Statistically Significant DEFINITION

An observed effect that is so large that it would rarely occur by chance is called statistically significant. (“Rarely” usually means less than 5% of the time.)

Although experiments provide the best way to establish cause and effect, ethical considerations, such as those discussed in Spotlight 7.3, prevent some experiments from being conducted.

309

Ethics in Experiments Spotlight 7.3

The last century saw some unethical experiments; for instance, look up the painful and deadly medical experiments done by the Nazis during World War ii or the sexually transmitted disease experiments conducted by the United States in Guatemala (1946–1948) and in Tuskegee, Alabama (1932–1972).

The Tuskegee experiment, conducted by the U.S. Public Health Service, studied the natural progression of untreated syphilis in African American men. The men in the study, all impoverished sharecroppers, believed they were receiving free healthcare from the U.S. government. Those who had contracted syphilis before the study were not told that they had the disease, and in 1947, when treatment with penicillin became available, they were not treated. Prompted in part by the Tuskegee syphilis study, the Belmont Report (released in 1979) proposed ethical principles and guidelines for research involving human subjects. Today, there is great emphasis on having studies approved by an institutional Review Board (iRB) and on following ethical codes such as those outlined in the Belmont Report. Key principles of ethics codes include the following:

Voluntary participation
Informed consent
The right to quit at any time
The avoidance of unnecessary suffering or risk

Also, when randomized clinical trials accumulate enough evidence to make clear that a treatment is dangerous or is less effective than another, there is a mechanism to stop the data-gathering process before the originally scheduled end of the experiment.

For some experiments, however, giving the subject full disclosure about the true purpose of the experiment could prevent researchers from obtaining accurate data. in such cases, an iRB may give the researcher permission to (at least temporarily) withhold a piece of information from participants.

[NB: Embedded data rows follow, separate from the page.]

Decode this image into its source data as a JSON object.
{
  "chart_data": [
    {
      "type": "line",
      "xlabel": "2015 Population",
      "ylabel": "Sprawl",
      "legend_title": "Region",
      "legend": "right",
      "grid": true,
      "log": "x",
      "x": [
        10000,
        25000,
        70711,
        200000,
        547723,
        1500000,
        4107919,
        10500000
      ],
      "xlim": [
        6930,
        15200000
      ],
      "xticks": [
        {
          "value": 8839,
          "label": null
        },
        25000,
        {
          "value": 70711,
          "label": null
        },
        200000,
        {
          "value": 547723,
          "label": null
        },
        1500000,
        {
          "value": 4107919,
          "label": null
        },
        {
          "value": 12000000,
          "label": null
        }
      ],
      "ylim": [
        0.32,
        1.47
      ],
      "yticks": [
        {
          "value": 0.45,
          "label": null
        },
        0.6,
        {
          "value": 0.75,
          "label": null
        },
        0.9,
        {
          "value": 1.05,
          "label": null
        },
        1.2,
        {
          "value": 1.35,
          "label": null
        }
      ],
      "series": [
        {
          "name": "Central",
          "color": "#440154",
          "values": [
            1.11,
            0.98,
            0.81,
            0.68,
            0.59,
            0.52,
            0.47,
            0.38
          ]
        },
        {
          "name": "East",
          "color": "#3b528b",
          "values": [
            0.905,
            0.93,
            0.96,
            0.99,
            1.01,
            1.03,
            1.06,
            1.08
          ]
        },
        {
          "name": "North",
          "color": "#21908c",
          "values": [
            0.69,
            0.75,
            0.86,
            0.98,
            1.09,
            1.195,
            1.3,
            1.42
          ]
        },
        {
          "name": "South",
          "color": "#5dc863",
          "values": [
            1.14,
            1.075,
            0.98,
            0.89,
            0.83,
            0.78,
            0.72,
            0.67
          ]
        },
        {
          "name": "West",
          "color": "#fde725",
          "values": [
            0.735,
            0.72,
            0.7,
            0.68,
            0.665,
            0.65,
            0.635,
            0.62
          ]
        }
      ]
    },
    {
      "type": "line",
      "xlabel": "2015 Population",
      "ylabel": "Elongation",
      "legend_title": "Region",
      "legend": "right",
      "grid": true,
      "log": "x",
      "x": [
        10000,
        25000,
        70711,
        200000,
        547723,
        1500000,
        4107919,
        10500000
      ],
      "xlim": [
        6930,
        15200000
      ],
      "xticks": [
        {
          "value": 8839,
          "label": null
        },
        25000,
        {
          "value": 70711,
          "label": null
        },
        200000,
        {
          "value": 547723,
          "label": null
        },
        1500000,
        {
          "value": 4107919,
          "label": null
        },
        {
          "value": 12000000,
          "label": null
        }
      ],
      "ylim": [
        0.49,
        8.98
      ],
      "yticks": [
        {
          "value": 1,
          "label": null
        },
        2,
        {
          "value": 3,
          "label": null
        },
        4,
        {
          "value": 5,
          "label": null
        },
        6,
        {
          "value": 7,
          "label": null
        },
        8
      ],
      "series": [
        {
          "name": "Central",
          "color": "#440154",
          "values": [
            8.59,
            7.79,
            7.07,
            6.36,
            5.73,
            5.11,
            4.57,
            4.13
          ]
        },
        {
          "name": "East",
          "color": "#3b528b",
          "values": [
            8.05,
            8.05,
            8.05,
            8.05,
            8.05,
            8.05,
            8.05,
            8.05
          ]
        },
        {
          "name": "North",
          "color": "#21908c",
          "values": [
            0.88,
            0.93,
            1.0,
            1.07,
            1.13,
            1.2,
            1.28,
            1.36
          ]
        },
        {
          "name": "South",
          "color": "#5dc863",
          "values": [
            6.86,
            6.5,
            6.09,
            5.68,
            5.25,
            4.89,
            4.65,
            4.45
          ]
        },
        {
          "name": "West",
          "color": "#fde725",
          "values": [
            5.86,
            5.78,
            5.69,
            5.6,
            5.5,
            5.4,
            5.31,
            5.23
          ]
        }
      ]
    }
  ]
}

Consider this example. An internet field experiment conducted by Andrew Hanson and Michael Santas (whose results were published in the July 2014 issue of Southern Economic Journal) investigated discrimination against Hispanics in the U.S. housing market. Hispanics were divided into two groups: recent immigrants and those who were assimilated into American culture. Responses from (fictitious) Hispanics who were portrayed as recent immigrants got significantly fewer callbacks and invitations to showings of apartments than did otherwise identical responses from (fictitious) Whites or Hispanics who were portrayed as assimilated into American culture. While landlords may not be willing to acknowledge their prejudices, this method of research was able to yield an accurate assessment of prejudice in the rental market in metropolitan areas of the United States.